The 2014 master plan data use is from https://www.data.gov.sg/dataset/master-plan-2014-land-use. The various business location, communal spaces, urban development, etc are categorised respectively by their different colours. As there are too many types of buildings, the map is best expressed in this form.

Gombak roads.jpeg

This is the general information of school and mp14 subzone web layer are derived from week 4 data where it was downloaded from data.gov.sg, inside a subfolder of the zipped shp file. The schools are categorised on the mp14 subzone. I used baby to represent primary school, books to represent school in general, darker tone of blue/black to mean secondary school, tertiary is identified by the graduation hat as it is more prominent that way. For the background map mp14 subzone layer, I used green to contrast against the labels, and left the region names to allow readers to know where these schools are located in generally.


Gombak roads.jpeg


This is the road and expressway network, the major and minor roads are the red lines, whereas the blue lines represents the expressways.

Gombak roads.jpeg

The mp14 planning subzone no sea pl has been merged with the agegroup 2010 file to retrieve the age group of those that are aged 65 and above. The legends indicate the total number of this group and the difference between each subregion( parts of singapore).

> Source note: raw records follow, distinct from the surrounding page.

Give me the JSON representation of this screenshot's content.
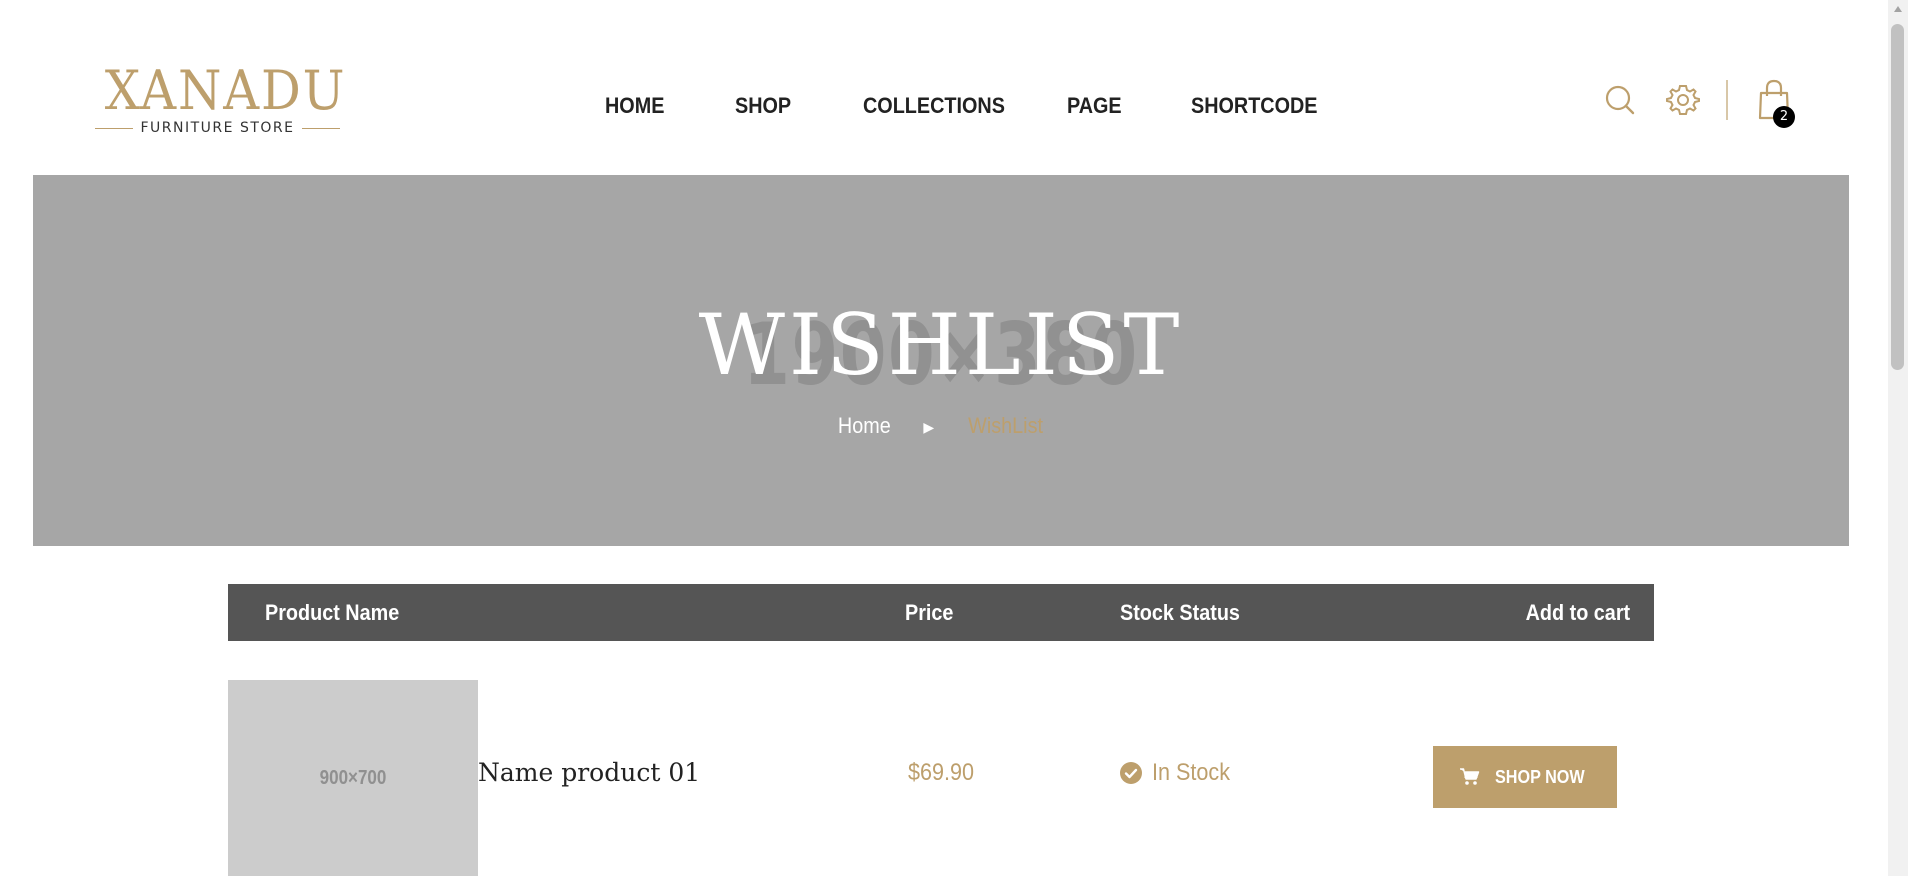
{
  "header": {
    "logo": {
      "name": "XANADU",
      "tagline": "FURNITURE STORE"
    },
    "nav": [
      "HOME",
      "SHOP",
      "COLLECTIONS",
      "PAGE",
      "SHORTCODE"
    ],
    "icons": {
      "search": "search-icon",
      "settings": "gear-icon",
      "cart": "shopping-bag-icon"
    },
    "cart_count": "2"
  },
  "hero": {
    "placeholder": "1900×380",
    "title": "WISHLIST",
    "breadcrumb": {
      "home": "Home",
      "current": "WishList"
    }
  },
  "table": {
    "headers": {
      "name": "Product Name",
      "price": "Price",
      "stock": "Stock Status",
      "cart": "Add to cart"
    },
    "rows": [
      {
        "image_placeholder": "900×700",
        "name": "Name product 01",
        "price": "$69.90",
        "stock": "In Stock",
        "button": "SHOP NOW"
      }
    ]
  },
  "colors": {
    "accent": "#bd9f6c",
    "hero_bg": "#a6a6a6",
    "table_head": "#555555",
    "placeholder_bg": "#cccccc"
  }
}
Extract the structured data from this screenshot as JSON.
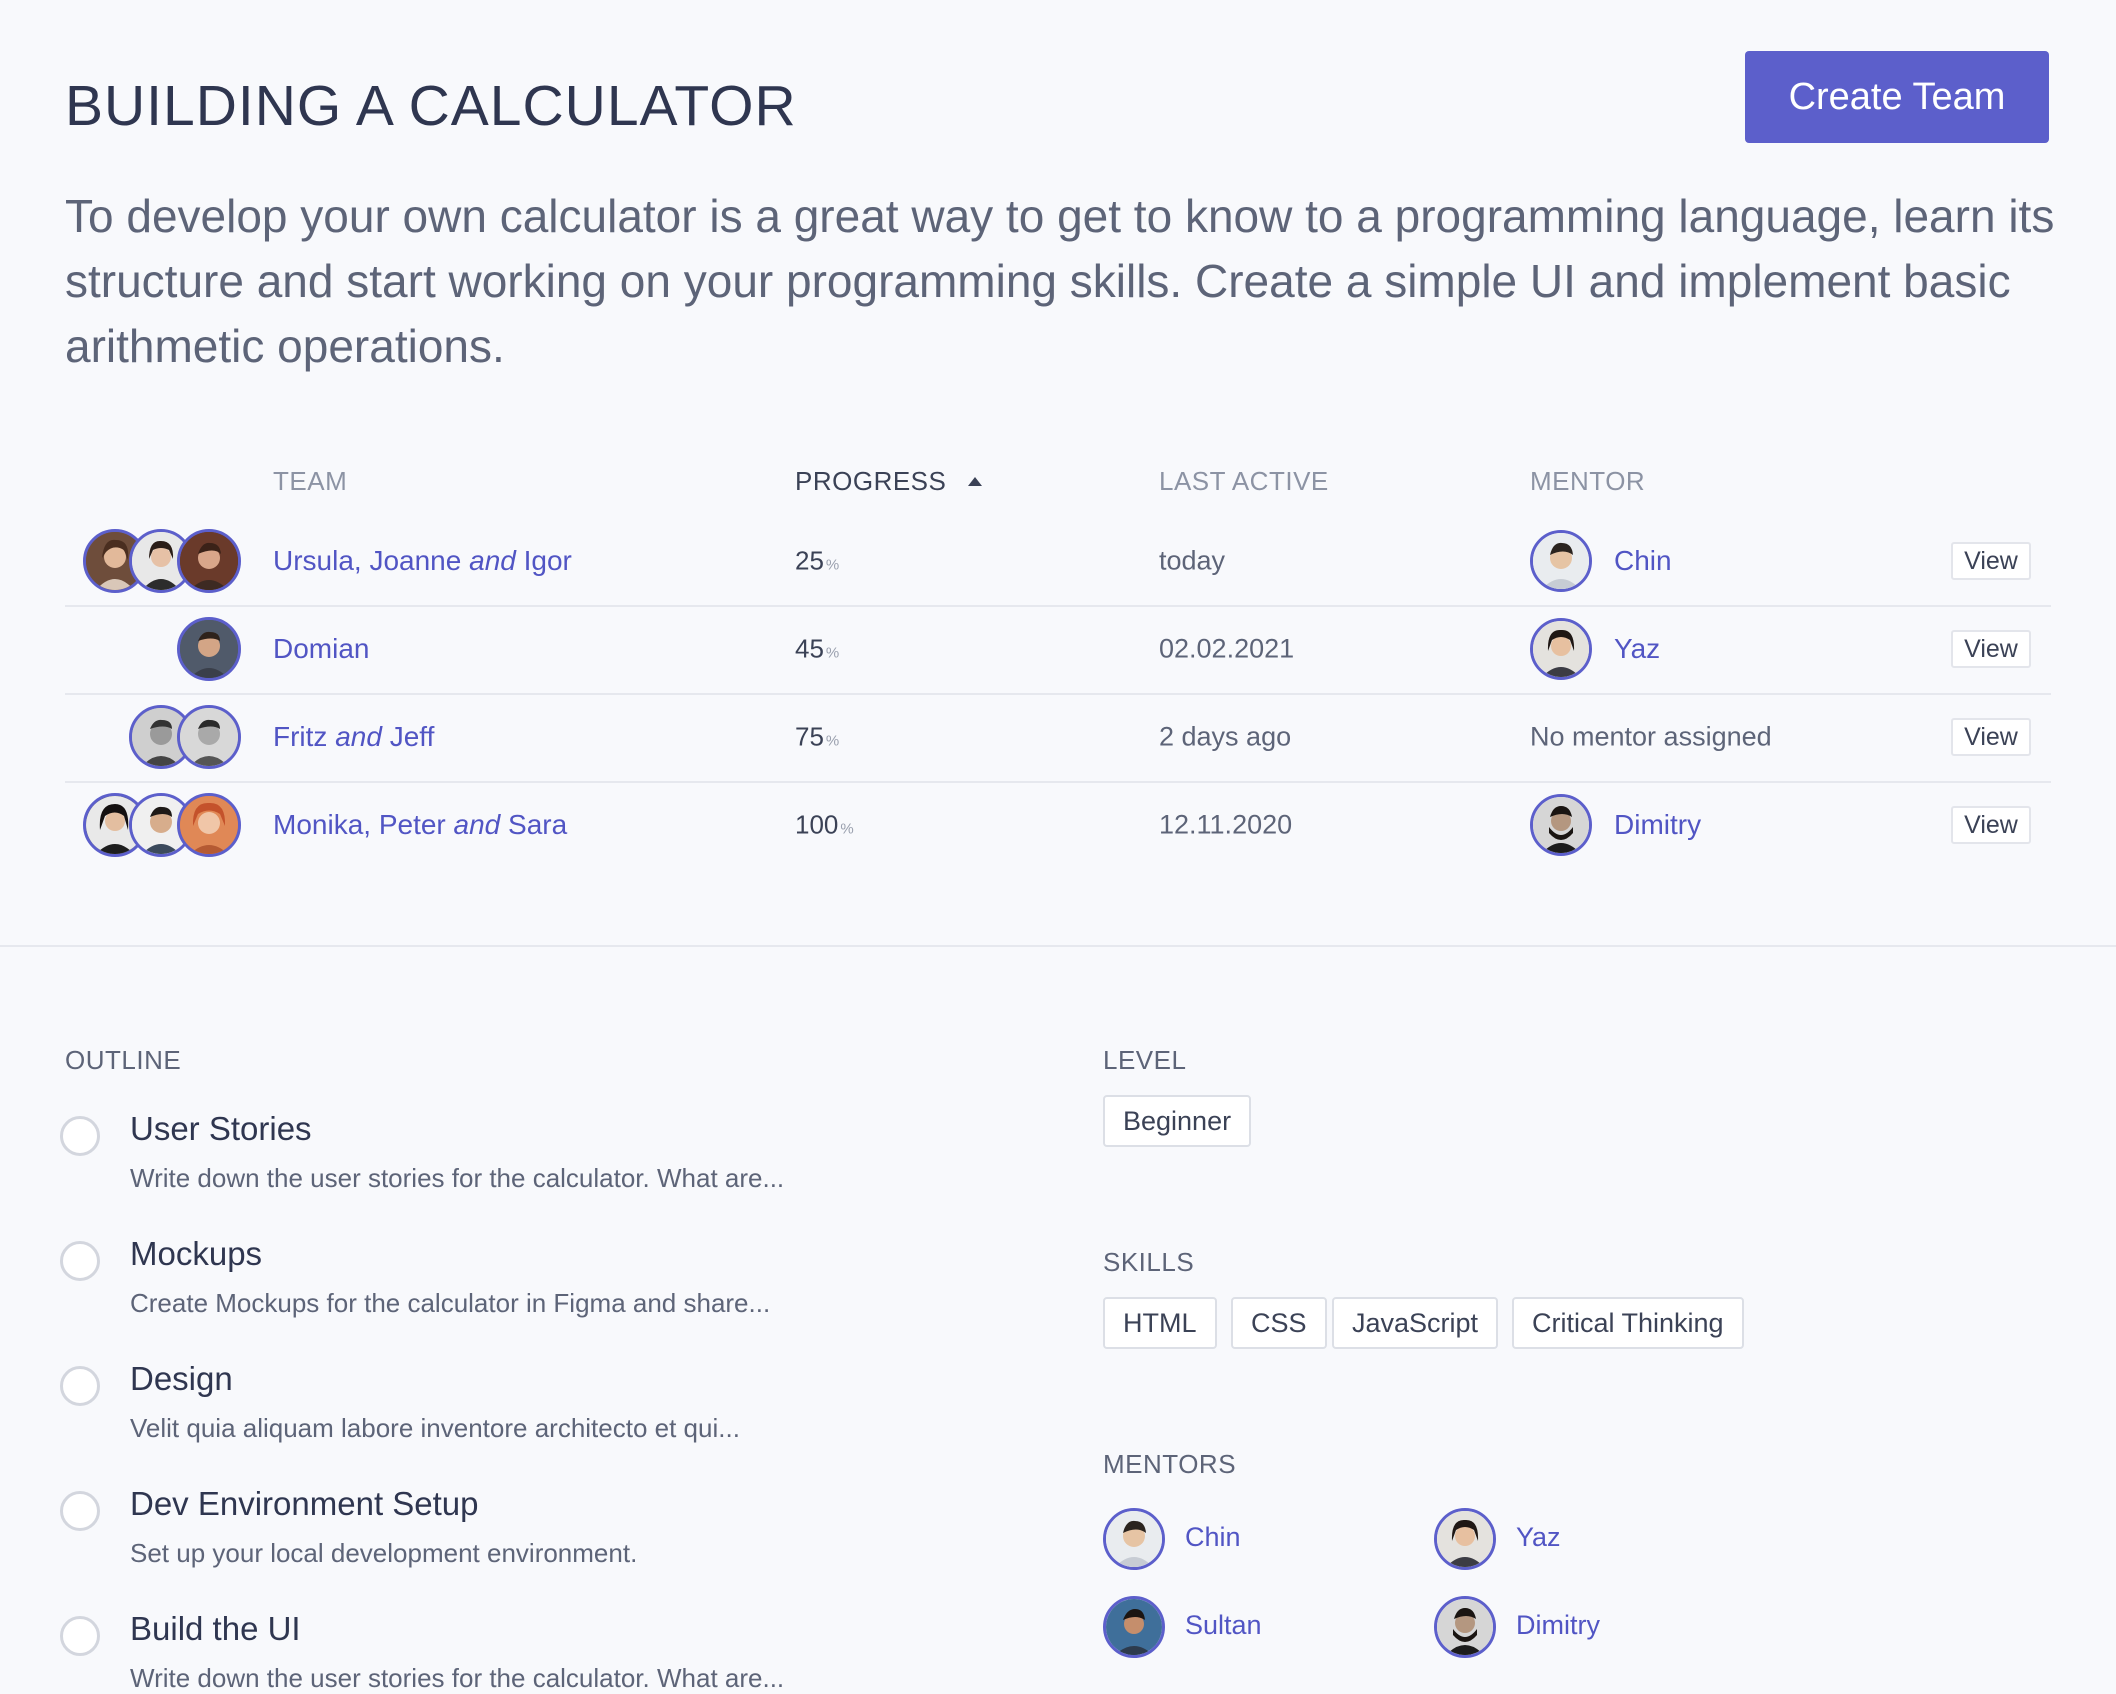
{
  "header": {
    "title": "BUILDING A CALCULATOR",
    "create_team_label": "Create Team",
    "description": "To develop your own calculator is a great way to get to know to a programming language, learn its structure and start working on your programming skills. Create a simple UI and implement basic arithmetic operations."
  },
  "table": {
    "columns": {
      "team": "TEAM",
      "progress": "PROGRESS",
      "last_active": "LAST ACTIVE",
      "mentor": "MENTOR"
    },
    "percent_sign": "%",
    "view_label": "View",
    "rows": [
      {
        "members": [
          "Ursula",
          "Joanne",
          "Igor"
        ],
        "name_first": "Ursula, Joanne",
        "name_and": "and",
        "name_last": "Igor",
        "progress": "25",
        "last_active": "today",
        "mentor": "Chin"
      },
      {
        "members": [
          "Domian"
        ],
        "name_first": "Domian",
        "name_and": "",
        "name_last": "",
        "progress": "45",
        "last_active": "02.02.2021",
        "mentor": "Yaz"
      },
      {
        "members": [
          "Fritz",
          "Jeff"
        ],
        "name_first": "Fritz",
        "name_and": "and",
        "name_last": "Jeff",
        "progress": "75",
        "last_active": "2 days ago",
        "mentor": "No mentor assigned"
      },
      {
        "members": [
          "Monika",
          "Peter",
          "Sara"
        ],
        "name_first": "Monika, Peter",
        "name_and": "and",
        "name_last": "Sara",
        "progress": "100",
        "last_active": "12.11.2020",
        "mentor": "Dimitry"
      }
    ]
  },
  "outline": {
    "label": "OUTLINE",
    "items": [
      {
        "title": "User Stories",
        "desc": "Write down the user stories for the calculator. What are..."
      },
      {
        "title": "Mockups",
        "desc": "Create Mockups for the calculator in Figma and share..."
      },
      {
        "title": "Design",
        "desc": "Velit quia aliquam labore inventore architecto et qui..."
      },
      {
        "title": "Dev Environment Setup",
        "desc": "Set up your local development environment."
      },
      {
        "title": "Build the UI",
        "desc": "Write down the user stories for the calculator. What are..."
      }
    ]
  },
  "level": {
    "label": "LEVEL",
    "value": "Beginner"
  },
  "skills": {
    "label": "SKILLS",
    "items": [
      "HTML",
      "CSS",
      "JavaScript",
      "Critical Thinking"
    ]
  },
  "mentors": {
    "label": "MENTORS",
    "items": [
      "Chin",
      "Yaz",
      "Sultan",
      "Dimitry"
    ]
  },
  "colors": {
    "accent": "#5c5fcb",
    "link": "#5155c4",
    "background": "#f8f9fc"
  },
  "icons": {
    "sort": "sort-ascending-caret-icon",
    "outline_status": "empty-circle-checkbox-icon"
  }
}
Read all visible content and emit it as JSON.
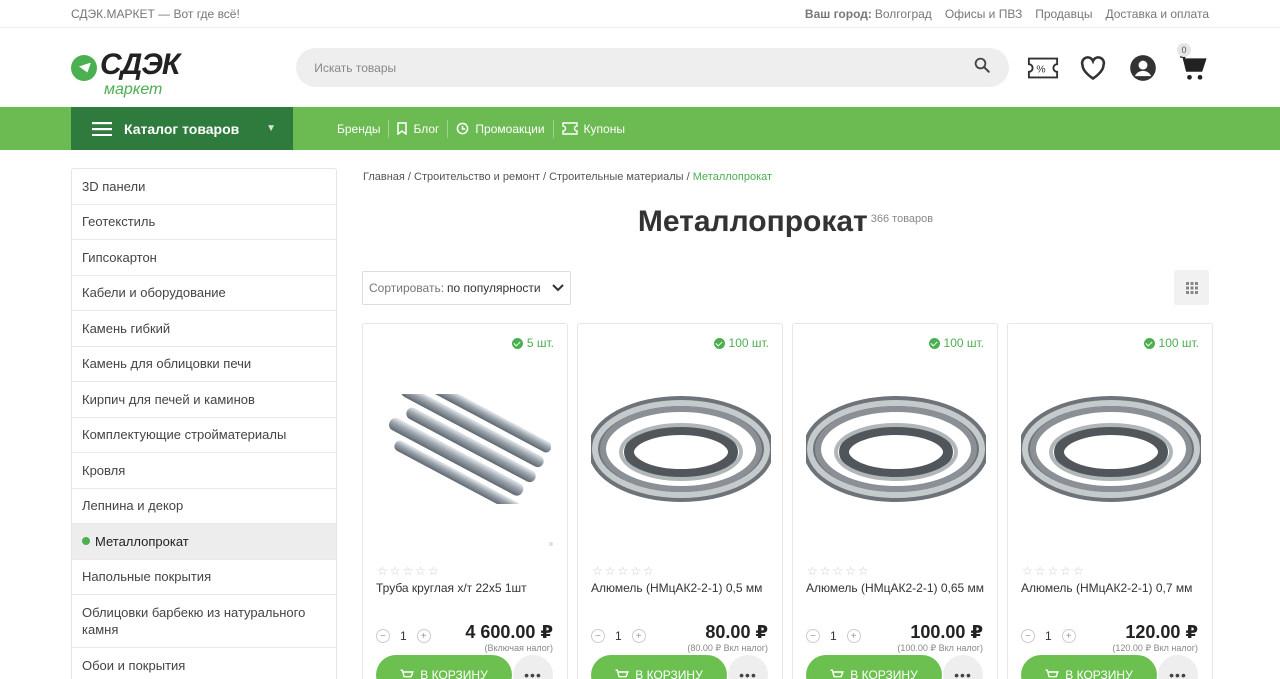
{
  "topbar": {
    "site_label": "СДЭК.МАРКЕТ — Вот где всё!",
    "city_label": "Ваш город:",
    "city_value": "Волгоград",
    "links": [
      "Офисы и ПВЗ",
      "Продавцы",
      "Доставка и оплата"
    ]
  },
  "logo": {
    "word": "СДЭК",
    "sub": "маркет"
  },
  "search": {
    "placeholder": "Искать товары"
  },
  "cart": {
    "count": "0"
  },
  "nav": {
    "catalog_label": "Каталог товаров",
    "links": [
      "Бренды",
      "Блог",
      "Промоакции",
      "Купоны"
    ]
  },
  "sidebar": {
    "items": [
      "3D панели",
      "Геотекстиль",
      "Гипсокартон",
      "Кабели и оборудование",
      "Камень гибкий",
      "Камень для облицовки печи",
      "Кирпич для печей и каминов",
      "Комплектующие стройматериалы",
      "Кровля",
      "Лепнина и декор",
      "Металлопрокат",
      "Напольные покрытия",
      "Облицовки барбекю из натурального камня",
      "Обои и покрытия"
    ]
  },
  "breadcrumbs": [
    "Главная",
    "Строительство и ремонт",
    "Строительные материалы",
    "Металлопрокат"
  ],
  "page": {
    "title": "Металлопрокат",
    "count": "366 товаров"
  },
  "sort": {
    "label": "Сортировать:",
    "value": "по популярности"
  },
  "products": [
    {
      "stock": "5 шт.",
      "name": "Труба круглая х/т 22х5 1шт",
      "qty": "1",
      "price": "4 600.00",
      "tax": "(Включая налог)",
      "cart_label": "В КОРЗИНУ",
      "image": "pipes"
    },
    {
      "stock": "100 шт.",
      "name": "Алюмель (НМцАК2-2-1) 0,5 мм",
      "qty": "1",
      "price": "80.00",
      "tax": "(80.00 ₽ Вкл налог)",
      "cart_label": "В КОРЗИНУ",
      "image": "wire-coil"
    },
    {
      "stock": "100 шт.",
      "name": "Алюмель (НМцАК2-2-1) 0,65 мм",
      "qty": "1",
      "price": "100.00",
      "tax": "(100.00 ₽ Вкл налог)",
      "cart_label": "В КОРЗИНУ",
      "image": "wire-coil"
    },
    {
      "stock": "100 шт.",
      "name": "Алюмель (НМцАК2-2-1) 0,7 мм",
      "qty": "1",
      "price": "120.00",
      "tax": "(120.00 ₽ Вкл налог)",
      "cart_label": "В КОРЗИНУ",
      "image": "wire-coil"
    }
  ],
  "currency": "₽",
  "colors": {
    "accent": "#6cba52",
    "catalog_bg": "#2f7a3d",
    "brand_green": "#4caf50"
  }
}
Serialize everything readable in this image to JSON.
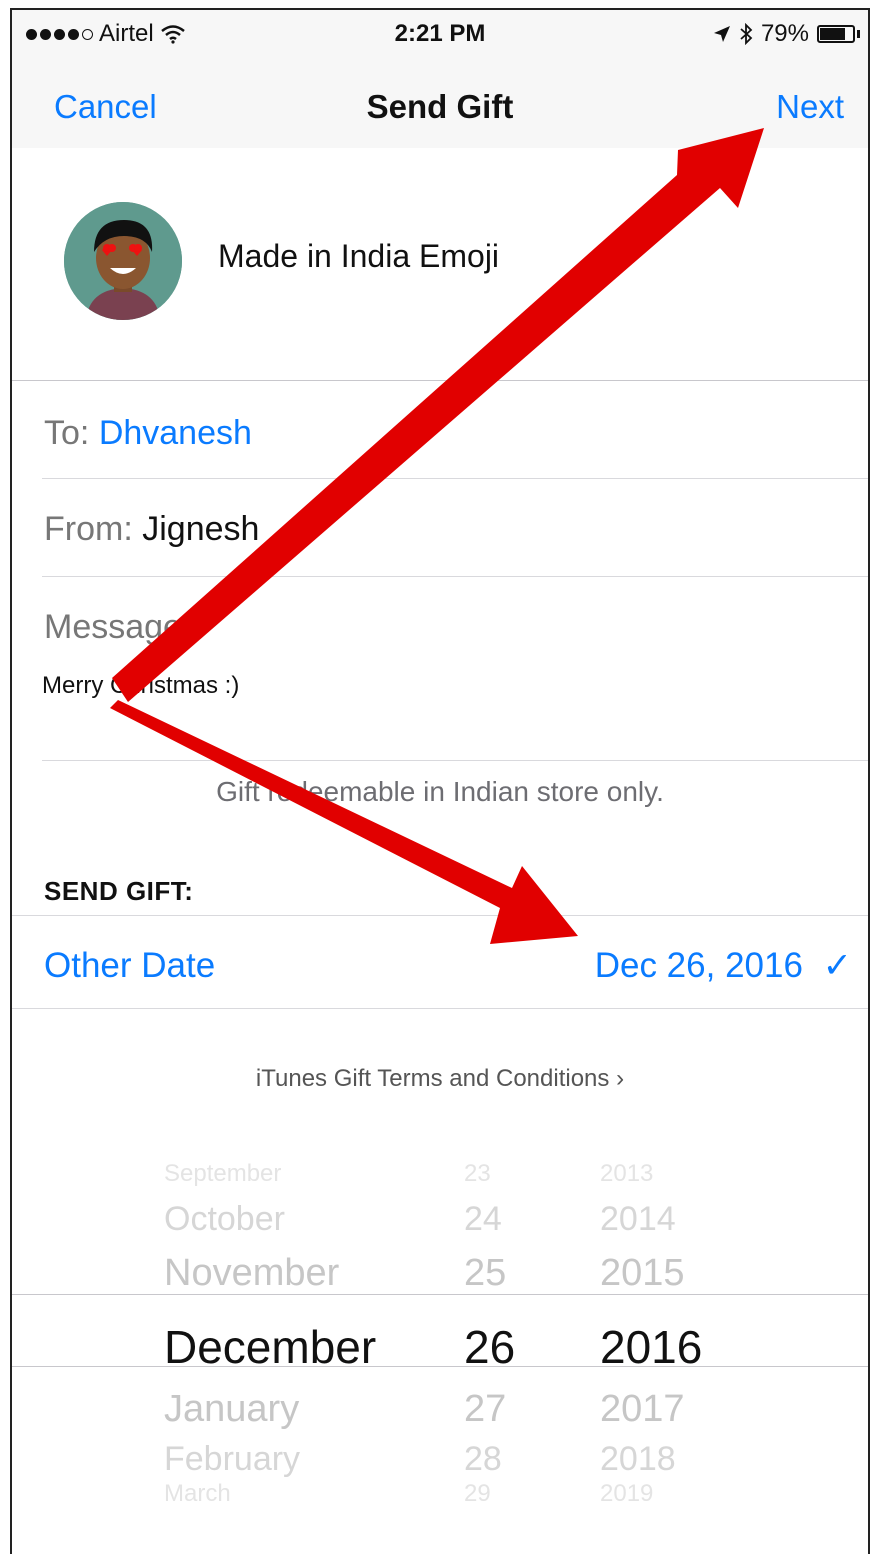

The AgeGroup 2018 file from the singstats data of Singapore residents by population/subzone age and gender is joined together using subzone_n and subzone to successfully derive the various age group data. The interested information of aged (+65) and over are put together. These indicates the total number of this group and the difference between each subregion( parts of singapore), as denoted by the legends. The disparity in the colours are graduated to distinctly show the difference in total number of elderly living in different parts of Singapore.


Gombak roads.jpeg


The higher proportion of elderly tend to live in areas further away from the city and these was probably considered as a better environenment as the cities and town hustle in the most widely accessible parts of Singapore, which is not only thought to be the central region, but also much economical centres, businesses can be found in the south mainly.

Gombak roads.jpeg

In 2018, as the agedgroup statistics is compared again with the masterplan 2014 landuse, there is significant change in the allocation of elderly living areas, more has been noticed to congregate nearer to the central and south of Singapore.This is perhaps due to outer areas of Singapore used for redevelopment or industrial planning, causing some to stay at another area and also contributes to those areas that were experiencing ageing population many years ago, these less prominent areas surfaced to become the highest aged proportion today.

Gombak roads.jpeg

The proportion in population change between year 2010 & 2018 has been very similar to the aged population proportion in 2018, the same regions of the highest number of elderly difference in living population has been noted with drastic change from 31% to 89%, it explains a trend from the planning of aged people who have moved to these same areas which many has become the highest proportion in 2018.